Over the past four years, the North American Minor Lacrosse Association has grown into a league of six teams in upstate New York . . . . While the teams do not wear native clothing or have tribal sideline chants, the players say they adhere to the spirit of the game played hundreds of years ago. For instance, the Onondaga Red Hawks and the Tonawanda Braves do not allow girls to play, and male players on some other teams forbid women touching their sticks for fear it could cost them the protection of the Creator during games.
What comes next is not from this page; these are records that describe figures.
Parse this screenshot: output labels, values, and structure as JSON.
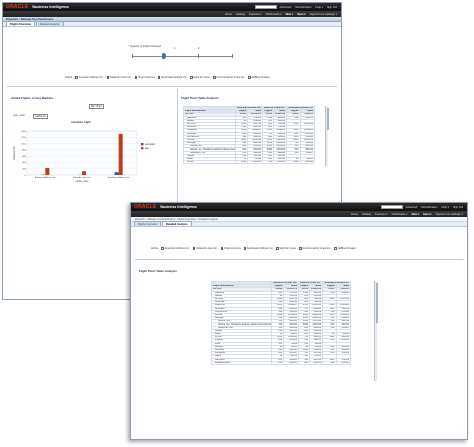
{
  "brand": {
    "oracle": "ORACLE",
    "product": "Business Intelligence"
  },
  "topmenu": [
    "Home",
    "Catalog",
    "Favorites ▾",
    "Dashboards ▾",
    "New ▾",
    "Open ▾",
    "Signed In As  weblogic ▾"
  ],
  "topmenu_right": [
    "Advanced",
    "Administration",
    "Help ▾",
    "Sign Out"
  ],
  "dashboard": {
    "name": "Dispatch > Mileage Test Dashboard"
  },
  "tabs": [
    "Flights Overview",
    "Detailed Analysis"
  ],
  "crumbs": "Dispatch > Mileage Test Dashboard > Flights Overview > Detailed Analysis",
  "slider": {
    "label": "* Quantity of Flights Delayed",
    "ticks": [
      "0",
      "1",
      "2",
      "3"
    ]
  },
  "carriers": {
    "label": "Airline",
    "items": [
      {
        "name": "American Airlines Inc.",
        "checked": true
      },
      {
        "name": "Delta Air Lines Inc.",
        "checked": true
      },
      {
        "name": "Virgin America",
        "checked": false
      },
      {
        "name": "Southwest Airlines Co.",
        "checked": true
      },
      {
        "name": "Spirit Air Lines",
        "checked": false
      },
      {
        "name": "Continental Air Lines Inc.",
        "checked": false
      },
      {
        "name": "JetBlue Airways",
        "checked": false
      }
    ],
    "checkmark": "✓"
  },
  "win1": {
    "left_section_title": "Added Flights to Key Markets",
    "view_label": "Bar Chart",
    "dest_state_label": "dest_state",
    "dest_state_value": "California",
    "chart_heading": "cancelled_flight",
    "pivot_title": "Flight Pivot Table Analysis"
  },
  "win2": {
    "pivot_title": "Flight Pivot Table Analysis"
  },
  "pivot": {
    "corner_header": "Flight Destinations",
    "columns": [
      "American Airlines Inc.",
      "Delta Air Lines Inc.",
      "Southwest Airlines Co."
    ],
    "subcolumns": [
      "Flights",
      "Miles"
    ],
    "rows": [
      {
        "label": "All USA",
        "values": [
          "21860",
          "12345673",
          "24012",
          "11984316",
          "14112",
          "7461201"
        ]
      },
      {
        "label": "Alabama",
        "values": [
          "301",
          "179512",
          "1442",
          "492301",
          "344",
          "168210"
        ]
      },
      {
        "label": "Alaska",
        "values": [
          "95",
          "241003",
          "212",
          "556120",
          "",
          ""
        ]
      },
      {
        "label": "Arizona",
        "values": [
          "1024",
          "956712",
          "688",
          "742018",
          "1802",
          "1123456"
        ]
      },
      {
        "label": "Arkansas",
        "values": [
          "410",
          "244103",
          "122",
          "86210",
          "",
          ""
        ]
      },
      {
        "label": "California",
        "values": [
          "4012",
          "5412367",
          "1933",
          "3012456",
          "3511",
          "2145901"
        ]
      },
      {
        "label": "Colorado",
        "values": [
          "988",
          "820145",
          "734",
          "602341",
          "1101",
          "861230"
        ]
      },
      {
        "label": "Connecticut",
        "values": [
          "322",
          "301245",
          "402",
          "311009",
          "298",
          "214560"
        ]
      },
      {
        "label": "Florida",
        "values": [
          "2844",
          "2456100",
          "2610",
          "1996503",
          "1420",
          "1034512"
        ]
      },
      {
        "label": "Georgia",
        "values": [
          "612",
          "401230",
          "6120",
          "3561200",
          "702",
          "456001"
        ]
      },
      {
        "label": "Atlanta, GA",
        "values": [
          "402",
          "261200",
          "5830",
          "3401112",
          "512",
          "302114"
        ]
      },
      {
        "label": "Atlanta, GA: Hartsfield-Jackson Atlanta International",
        "values": [
          "402",
          "261200",
          "5830",
          "3401112",
          "512",
          "302114"
        ]
      },
      {
        "label": "Savannah, GA",
        "values": [
          "210",
          "140030",
          "290",
          "160088",
          "190",
          "153887"
        ]
      },
      {
        "label": "Hawaii",
        "values": [
          "240",
          "602113",
          "201",
          "511300",
          "",
          ""
        ]
      },
      {
        "label": "Idaho",
        "values": [
          "56",
          "61200",
          "140",
          "101230",
          "88",
          "61230"
        ]
      },
      {
        "label": "Illinois",
        "values": [
          "1820",
          "1340110",
          "744",
          "501223",
          "1402",
          "912300"
        ]
      },
      {
        "label": "Indiana",
        "values": [
          "288",
          "201002",
          "310",
          "198233",
          "612",
          "401223"
        ]
      },
      {
        "label": "Iowa",
        "values": [
          "102",
          "78112",
          "144",
          "98012",
          "",
          ""
        ]
      },
      {
        "label": "Kansas",
        "values": [
          "96",
          "70334",
          "90",
          "61012",
          "201",
          "131002"
        ]
      },
      {
        "label": "Kentucky",
        "values": [
          "188",
          "120330",
          "1020",
          "610223",
          "312",
          "201220"
        ]
      },
      {
        "label": "Louisiana",
        "values": [
          "344",
          "260117",
          "512",
          "330112",
          "806",
          "501339"
        ]
      },
      {
        "label": "Maine",
        "values": [
          "44",
          "40121",
          "110",
          "88123",
          "",
          ""
        ]
      },
      {
        "label": "Maryland",
        "values": [
          "402",
          "301220",
          "590",
          "402113",
          "1120",
          "701228"
        ]
      },
      {
        "label": "Massachusetts",
        "values": [
          "812",
          "801223",
          "690",
          "601002",
          "402",
          "351002"
        ]
      }
    ]
  },
  "chart_data": {
    "type": "bar",
    "title": "cancelled_flight",
    "xlabel": "carrier_desc",
    "ylabel": "Delays (Cnt)",
    "categories": [
      "American Airlines Inc.",
      "Delta Air Lines Inc.",
      "Southwest Airlines Co."
    ],
    "series": [
      {
        "name": "cancelled",
        "color": "#2f5597",
        "values": [
          12,
          6,
          90
        ]
      },
      {
        "name": "late",
        "color": "#c0391b",
        "values": [
          225,
          118,
          1310
        ]
      }
    ],
    "yticks": [
      0,
      200,
      400,
      600,
      800,
      1000,
      1200,
      1400
    ],
    "ylim": [
      0,
      1400
    ],
    "legend": "right"
  }
}
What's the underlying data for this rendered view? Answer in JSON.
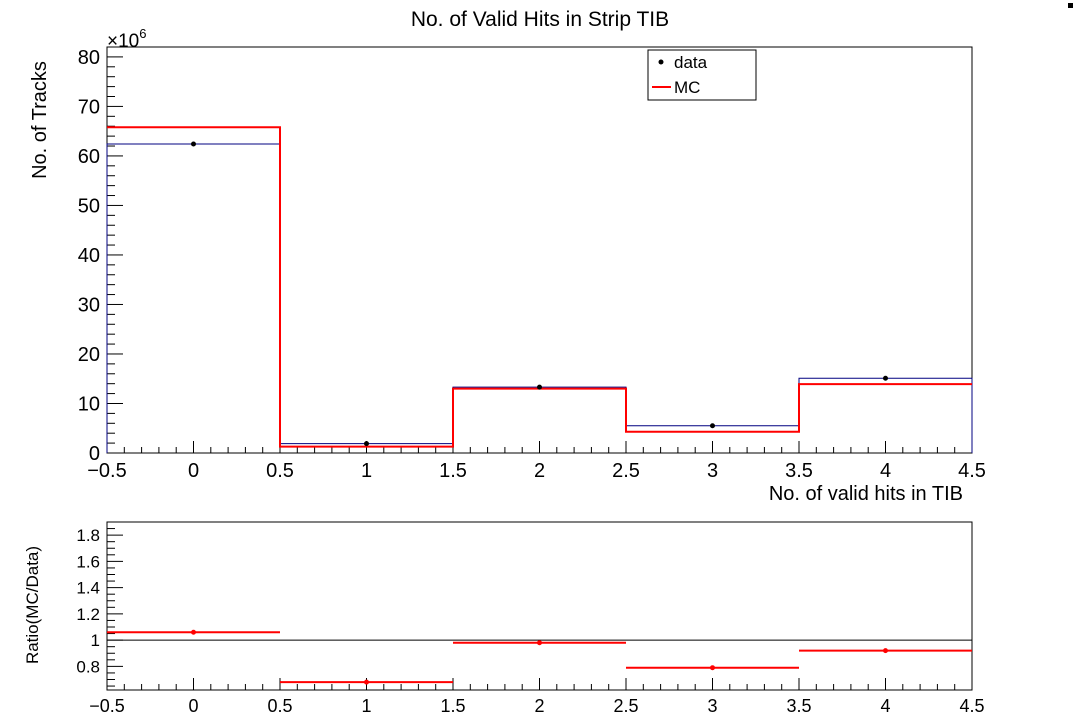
{
  "chart_data": [
    {
      "type": "step",
      "title": "No. of Valid Hits in Strip TIB",
      "xlabel": "No. of valid hits in TIB",
      "ylabel": "No. of Tracks",
      "y_multiplier_label": "×10",
      "y_multiplier_exponent": "6",
      "xlim": [
        -0.5,
        4.5
      ],
      "ylim": [
        0,
        82
      ],
      "x_ticks": [
        -0.5,
        0,
        0.5,
        1,
        1.5,
        2,
        2.5,
        3,
        3.5,
        4,
        4.5
      ],
      "y_ticks": [
        0,
        10,
        20,
        30,
        40,
        50,
        60,
        70,
        80
      ],
      "x_tick_labels": [
        "−0.5",
        "0",
        "0.5",
        "1",
        "1.5",
        "2",
        "2.5",
        "3",
        "3.5",
        "4",
        "4.5"
      ],
      "y_tick_labels": [
        "0",
        "10",
        "20",
        "30",
        "40",
        "50",
        "60",
        "70",
        "80"
      ],
      "bin_edges": [
        -0.5,
        0.5,
        1.5,
        2.5,
        3.5,
        4.5
      ],
      "bin_centers": [
        0,
        1,
        2,
        3,
        4
      ],
      "series": [
        {
          "name": "data",
          "style": "markers",
          "color": "#000000",
          "values": [
            62.4,
            1.9,
            13.3,
            5.5,
            15.1
          ]
        },
        {
          "name": "MC",
          "style": "step",
          "color": "#ff0000",
          "values": [
            65.8,
            1.3,
            13.0,
            4.3,
            13.9
          ]
        }
      ],
      "data_hist_color": "#000080",
      "legend": {
        "placement": "top-right",
        "entries": [
          "data",
          "MC"
        ]
      }
    },
    {
      "type": "scatter",
      "xlabel": "",
      "ylabel": "Ratio(MC/Data)",
      "xlim": [
        -0.5,
        4.5
      ],
      "ylim": [
        0.62,
        1.9
      ],
      "x_ticks": [
        -0.5,
        0,
        0.5,
        1,
        1.5,
        2,
        2.5,
        3,
        3.5,
        4,
        4.5
      ],
      "y_ticks": [
        0.8,
        1.0,
        1.2,
        1.4,
        1.6,
        1.8
      ],
      "x_tick_labels": [
        "−0.5",
        "0",
        "0.5",
        "1",
        "1.5",
        "2",
        "2.5",
        "3",
        "3.5",
        "4",
        "4.5"
      ],
      "y_tick_labels": [
        "0.8",
        "1",
        "1.2",
        "1.4",
        "1.6",
        "1.8"
      ],
      "reference_line": 1.0,
      "bin_centers": [
        0,
        1,
        2,
        3,
        4
      ],
      "ratio_values": [
        1.06,
        0.68,
        0.98,
        0.79,
        0.92
      ],
      "ratio_color": "#ff0000"
    }
  ]
}
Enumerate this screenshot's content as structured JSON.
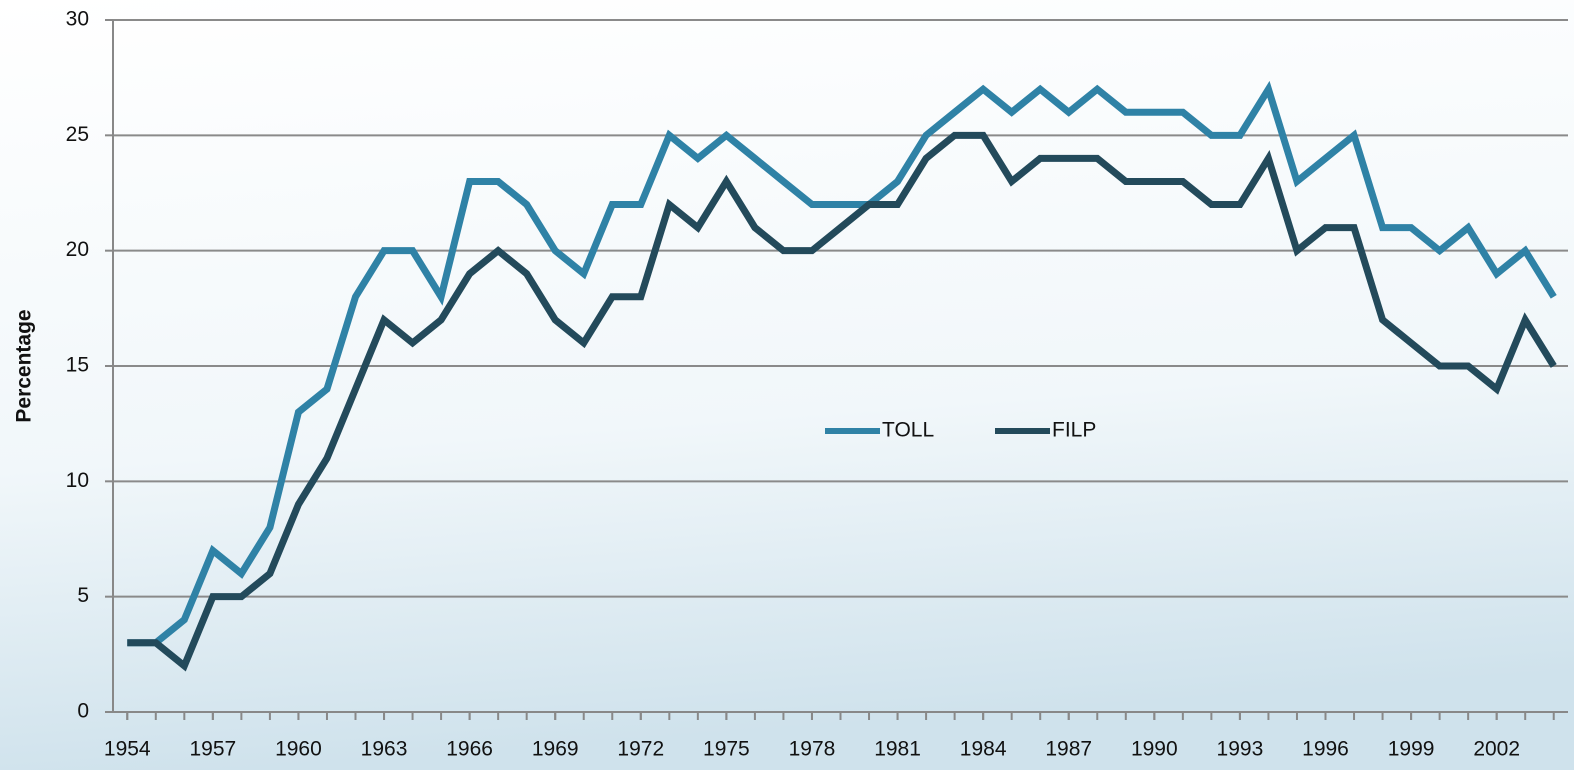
{
  "chart_data": {
    "type": "line",
    "y_label": "Percentage",
    "x": [
      1954,
      1955,
      1956,
      1957,
      1958,
      1959,
      1960,
      1961,
      1962,
      1963,
      1964,
      1965,
      1966,
      1967,
      1968,
      1969,
      1970,
      1971,
      1972,
      1973,
      1974,
      1975,
      1976,
      1977,
      1978,
      1979,
      1980,
      1981,
      1982,
      1983,
      1984,
      1985,
      1986,
      1987,
      1988,
      1989,
      1990,
      1991,
      1992,
      1993,
      1994,
      1995,
      1996,
      1997,
      1998,
      1999,
      2000,
      2001,
      2002,
      2003,
      2004
    ],
    "series": [
      {
        "name": "TOLL",
        "color": "#2f82a6",
        "values": [
          3,
          3,
          4,
          7,
          6,
          8,
          13,
          14,
          18,
          20,
          20,
          18,
          23,
          23,
          22,
          20,
          19,
          22,
          22,
          25,
          24,
          25,
          24,
          23,
          22,
          22,
          22,
          23,
          25,
          26,
          27,
          26,
          27,
          26,
          27,
          26,
          26,
          26,
          25,
          25,
          27,
          23,
          24,
          25,
          21,
          21,
          20,
          21,
          19,
          20,
          18
        ]
      },
      {
        "name": "FILP",
        "color": "#234a5b",
        "values": [
          3,
          3,
          2,
          5,
          5,
          6,
          9,
          11,
          14,
          17,
          16,
          17,
          19,
          20,
          19,
          17,
          16,
          18,
          18,
          22,
          21,
          23,
          21,
          20,
          20,
          21,
          22,
          22,
          24,
          25,
          25,
          23,
          24,
          24,
          24,
          23,
          23,
          23,
          22,
          22,
          24,
          20,
          21,
          21,
          17,
          16,
          15,
          15,
          14,
          17,
          15
        ]
      }
    ],
    "xlim": [
      1953.5,
      2004.5
    ],
    "xticks": [
      1954,
      1957,
      1960,
      1963,
      1966,
      1969,
      1972,
      1975,
      1978,
      1981,
      1984,
      1987,
      1990,
      1993,
      1996,
      1999,
      2002
    ],
    "ylim": [
      0,
      30
    ],
    "yticks": [
      0,
      5,
      10,
      15,
      20,
      25,
      30
    ],
    "grid": true
  }
}
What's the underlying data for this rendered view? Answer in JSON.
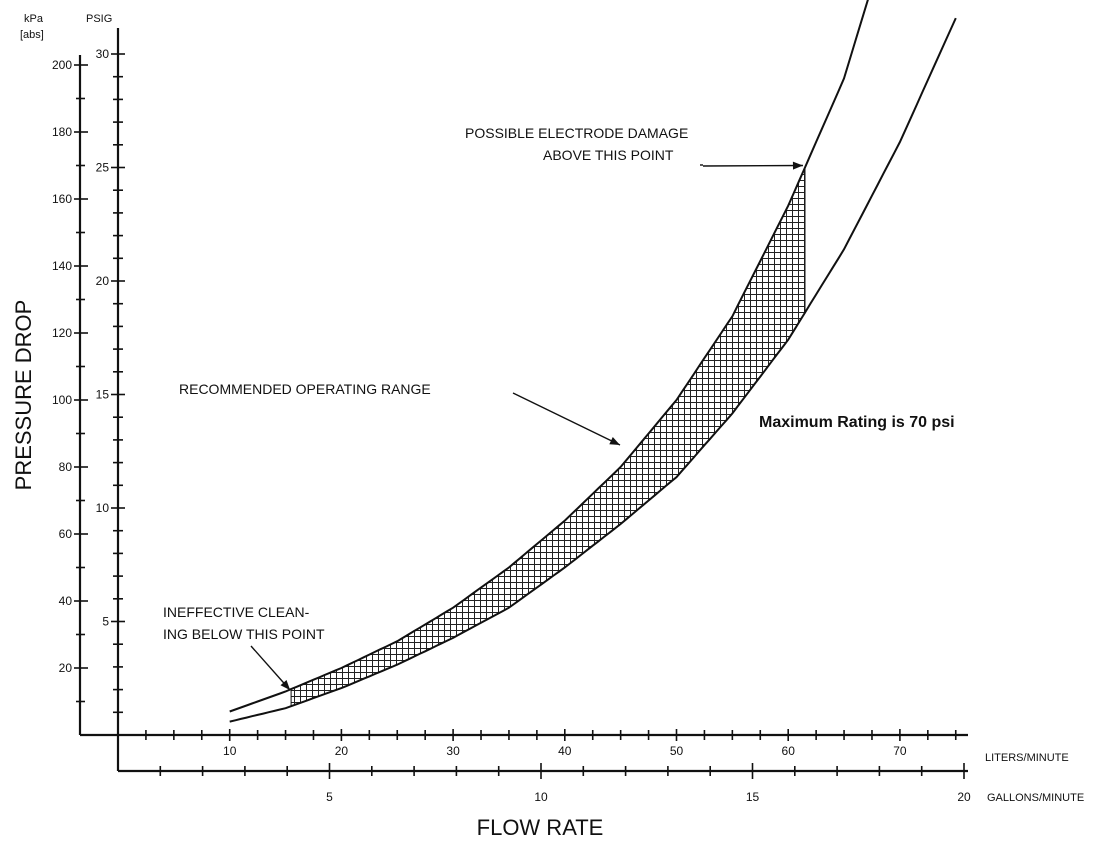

If a stick has been touched by a woman or girl, some native lore says it must be put away for seven days, and some Tonawanda players have been known to forgo such sticks forever. - New York Times, July 13, 2007
Egypt's health authorities have talked of curbing the practice since as long ago as the 1950s. Eleven years ago, after shocking footage of one girl's suffering was aired on television, the ministry forbade doctors from performing [female genital mutilation] except under unusual circumstances. But the ancient rite, common in the Nile Valley and other parts of Africa, has remained particularly prevalent in Egypt. A nationwide survey carried out in 2005 revealed that 97% of married women claimed to have been circumcised. - The Economist, July 5, 2007
With "evolutionary psychology" as much in vogue these days as sociobiology used to be disfavored (go figure), I wonder if anyone has hypothesized about why we seem to so consistently come up with misogynistic religions. Even the religions that don't have facially ridiculous views about the role of women in society all seem to set up hierarchies favoring men. I'm hard pressed to think of a religion or denomination that is truly evenhanded today (maybe the Episcopal Church), and I doubt that any of those started out that way.